13. Heaven Issues

308 55 17
                                    

Sesuai dengan rencana, disinilah Oliver berada. Berdiri didepan pintu apartemen yang tak tau dimana sang empunya. Lelaki itu berhutang banyak pada pasangan William dan Aurora. Tentu mereka berdualah yang memiliki peran penting dalam rencananya saat ini.

Oliver melipat tangannya. Dia bersandar pada pintu yang masih tertutup. Lelaki itu memejamkan mata. Menarik napas dalam sebelum menghembuskannya perlahan. Entahlah, hari-hari terasa begitu berat semenjak pertemuannya terkahir kali dengan Violet. Bahkan balapannya begitu kacau hingga dia tidak mendapatkan perolehan poin yang maksimal untuk team.

Dia sedikit lelah. Sesaat setelah agenda balap selesai dia langsung mengambil penerbangan. Ah itu bukanlah seperti menaiki pesawat komersial biasa, namun dia adalah Oliver sang pembalap F1 dari keluarga Rexon yang menggeluti bidang properti dari kakek buyut mereka. Tentu saja dia sangat mampu memiliki jet pribadi sendiri.

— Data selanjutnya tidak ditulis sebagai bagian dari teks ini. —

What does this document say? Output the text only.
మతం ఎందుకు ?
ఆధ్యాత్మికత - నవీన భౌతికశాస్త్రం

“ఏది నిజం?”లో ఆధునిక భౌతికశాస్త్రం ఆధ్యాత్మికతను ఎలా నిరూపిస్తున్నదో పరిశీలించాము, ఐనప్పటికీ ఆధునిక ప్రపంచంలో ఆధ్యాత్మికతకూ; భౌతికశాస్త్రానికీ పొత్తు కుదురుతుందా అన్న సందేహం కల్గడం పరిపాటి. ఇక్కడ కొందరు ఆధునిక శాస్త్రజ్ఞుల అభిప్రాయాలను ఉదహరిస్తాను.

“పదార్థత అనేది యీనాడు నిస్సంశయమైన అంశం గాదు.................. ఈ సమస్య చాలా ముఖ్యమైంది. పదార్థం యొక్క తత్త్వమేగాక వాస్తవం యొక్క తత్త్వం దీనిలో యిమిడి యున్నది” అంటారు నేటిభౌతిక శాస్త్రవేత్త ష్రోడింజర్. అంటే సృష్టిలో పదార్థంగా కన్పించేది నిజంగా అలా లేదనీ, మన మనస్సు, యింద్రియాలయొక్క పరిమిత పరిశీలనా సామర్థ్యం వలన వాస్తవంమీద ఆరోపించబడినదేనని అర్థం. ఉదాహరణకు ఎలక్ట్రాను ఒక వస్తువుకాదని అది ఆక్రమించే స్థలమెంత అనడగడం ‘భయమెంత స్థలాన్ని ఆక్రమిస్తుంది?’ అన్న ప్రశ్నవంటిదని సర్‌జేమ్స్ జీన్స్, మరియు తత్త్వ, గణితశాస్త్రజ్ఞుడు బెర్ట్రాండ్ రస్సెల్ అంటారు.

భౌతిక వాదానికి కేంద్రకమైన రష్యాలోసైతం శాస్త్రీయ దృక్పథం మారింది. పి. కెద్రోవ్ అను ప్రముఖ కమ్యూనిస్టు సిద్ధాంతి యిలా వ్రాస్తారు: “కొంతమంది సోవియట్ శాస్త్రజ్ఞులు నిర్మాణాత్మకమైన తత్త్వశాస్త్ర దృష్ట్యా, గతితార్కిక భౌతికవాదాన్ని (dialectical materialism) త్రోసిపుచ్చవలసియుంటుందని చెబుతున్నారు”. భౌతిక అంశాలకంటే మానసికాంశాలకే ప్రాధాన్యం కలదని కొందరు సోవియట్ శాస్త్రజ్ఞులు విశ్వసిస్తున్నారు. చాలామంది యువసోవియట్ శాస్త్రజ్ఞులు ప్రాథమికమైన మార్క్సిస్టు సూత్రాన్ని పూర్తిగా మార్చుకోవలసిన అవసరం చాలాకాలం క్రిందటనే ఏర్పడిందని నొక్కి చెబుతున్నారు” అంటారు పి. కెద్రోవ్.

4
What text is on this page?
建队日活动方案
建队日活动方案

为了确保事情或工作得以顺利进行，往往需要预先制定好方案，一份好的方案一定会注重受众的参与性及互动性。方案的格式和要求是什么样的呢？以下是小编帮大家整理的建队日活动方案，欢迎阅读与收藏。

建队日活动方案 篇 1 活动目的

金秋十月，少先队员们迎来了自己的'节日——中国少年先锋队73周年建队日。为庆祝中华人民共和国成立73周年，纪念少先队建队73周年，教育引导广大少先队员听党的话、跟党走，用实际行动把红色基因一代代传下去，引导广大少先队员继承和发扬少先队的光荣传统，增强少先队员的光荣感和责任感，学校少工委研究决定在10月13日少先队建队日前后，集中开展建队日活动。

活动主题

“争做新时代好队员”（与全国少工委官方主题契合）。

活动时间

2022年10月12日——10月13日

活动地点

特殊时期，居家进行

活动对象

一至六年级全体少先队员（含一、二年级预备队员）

Jam tangan yang melilit dipergelangan menunjuk pada angka sepuluh. Cukup malam bagi seorang atlet untuk tetap terjaga. Berarti sudah hampir satu jam Oliver menunggu. Dan sialnya dia bahkan tidak bisa menghubungi ponsel perempuan itu.

Sebenarnya kemana perempuan itu sekarang? Andaikan Oliver tahu, sudah pasti dia akan menyusul ke tempatnya berada. Sungguh, menunggu seperti ini membuatnya semakin tidak tenang.
Pikirannya berkeliaran kemana-mana. Ketakutan dan kegelisahan bercampur menjadi satu hingga membuat kepalanya ingin meledak.

Tapi Oliver tidak bisa terus bersikap seperti itu. Dia harus bisa mengendalikan diri. Meski sedikit sulit tapi menghadapi perempuan seperti Violet membutuhkan strategi yang tepat. Jika terlalu keras dia akan lepas, namun apabila terlalu lemah Violet pun tetap akan lepas.

Sialan. Oliver rasanya hampir gila.

"Haruskah aku merantai kakinya nanti agar dia tidak bisa pergi seenaknya seperti saat ini?"

Hah, pemikiran bengis itu lagi-lagi muncul di benaknya. Ya, setiap kali mengingat bagaimana dengan lancangnya perempuan itu pergi, rasanya Oliver ingin sekali mengurungnya. Menguncinya pada sebuah ruangan khusus dan tidak akan membiarkannya pergi kemanapun tanpa ijin darinya.

Waktu terus berputar, hingga ketika suara dari arah lift terdengar disitulah Oliver menegakkan tubuhnya.

Sebuah kaki jenjang seputih susu yang pernah melingkar erat di pinggang kokohnya nampak melangkah keluar. Menunjukkan presensi utuh dari perempuan yang mengacaukan harinya dalam beberapa bulan terakhir.

Namun langkah itu hanya bertahan beberapa kali saja sebelum sang empunya memilih berhenti. Violet, perempuan yang sudah membuangnya, perempuan yang merusak pikirannya, dan perempuan yang sudah menjadi candu baginya nampak sedang berdiri mematung ditempat. Matanya terbelalak. Bibirnya sedikit terbuka. Sepertinya presensi dirinya sangat mengejutkan bagi perempuan itu.

"Lama tidak bertemu Violet." Sapa Oliver yang membuyarkan keterkejutan perempuan yang baru saja pulang dari pusat kebugaran. Terlihat dari pakaian yang olahraga yang dia kenakan.

Violet kembali pada kesadaran yang sempat melayang beberapa saat lalu. Dengan langkah tegas dia mendekat kearah lelaki yang sedang menyeringai menjijikkan. Sungguh Violet membenci ekspresi yang ditunjukkan Oliver sekarang.

"Pergi dari sini."

Violet menarik tangan Oliver untuk mengikuti langkahnya. Namun tertahan karena Oliver menginginkan untuk tetap tidak beranjak.

"Tidak. Aku tidak akan pergi kemanapun." Tepis Oliver hingga membuat tangan Violet terlepas.

"Kau--" Violet mengeram. Wajahnya mengeras. Amarah yang tertahan membuat deru napasnya memberat.

"Apa?" Oliver menatap lurus pada netra perempuanuan yang memberikan sorot tajam pada dirinya. Dia tidak mau kalah. Oliver tidak takut dengan intimidasi Violet yang malah seperti seekor kucing kecil yang lucu.